By 1888, the low reproductive rate of the dugong was beginning to be
appreciated. Fison (1888, p764) stated that dugongs 'breed once a year, and have
only one calf at a time'; modern research indicates that dugongs actually breed
much less frequently than that (Marsh et al., 2011). Fison (1888, p764) also
reported that, of the sixteen dugongs caught in Moreton Bay in 1888, almost
all 'were cows in calf, or the young calves were found attending the mother'.
The unsustainability of such a harvest was recognised, and restrictions on
dugong fishing in Moreton Bay were introduced for a two-year period under the
Queensland Fisheries Act (1887) in an attempt to prevent 'the utter extermination
of the herd'. By 1889, the sporadic presence of a small herd of dugongs had been
reported on the western side of Moreton Island, but Fison (1889, p939) stated
that these animals were protected under the same clause of the Queensland
Fisheries Act (1887) .
Fison's reports indicate that concerns about the unsustainability of the harvest
prompted an early legal intervention to conserve dugongs in Queensland. The
excessive destruction of dugongs was also reported by Saville-Kent (1890b, p713):
A great amount of harm is done to the legitimate dugong fishery through the
wasteful destruction of the animal in Wide Bay by means of harpooning, and
also through the extensive slaughter of the young calves.
Saville-Kent (1890b) recommended that dugong fishing should be restricted
exclusively to the use of stake-nets with a mesh-size of at least one yard square,
which he believed would allow the calves to escape.

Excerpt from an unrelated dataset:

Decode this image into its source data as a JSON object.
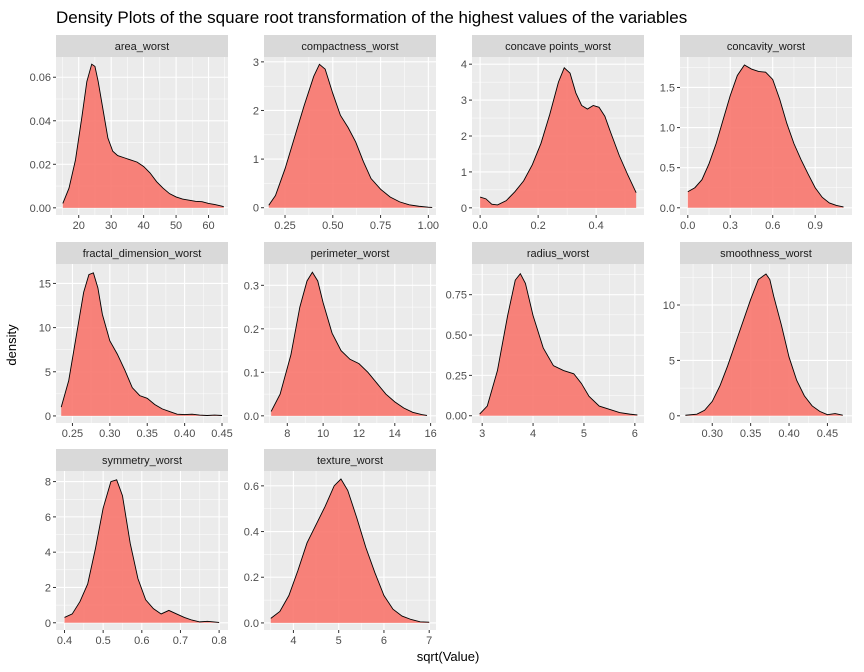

In 1892, the restrictions on the dugong fishery expired and commercial
dugong fishing recommenced at North Stradbroke Island. Concerns about the
unsustainability of the fishery had not been allayed and, in response to the scale of
the resumption in dugong fishing, a second two-year closure was introduced on 1
January 1893. That closure was rescinded in June of the same year, however, after
large herds of dugongs entered Moreton Bay; Johnson (2002, p36) associated that
migration with extensive flooding in south-eastern Queensland during February
1892. The complete closure of the fishery was replaced with an annual three-
month open season. Harpooning was prohibited and a more comprehensive
licensing system was introduced (Welsby, 1907; 1931, p69). By the end of 1893,
the Queensland commercial dugong fisheries had been regulated in similar ways
to other commercial fisheries, with restrictions of permitted equipment and with
spatial and temporal closures of fishing grounds.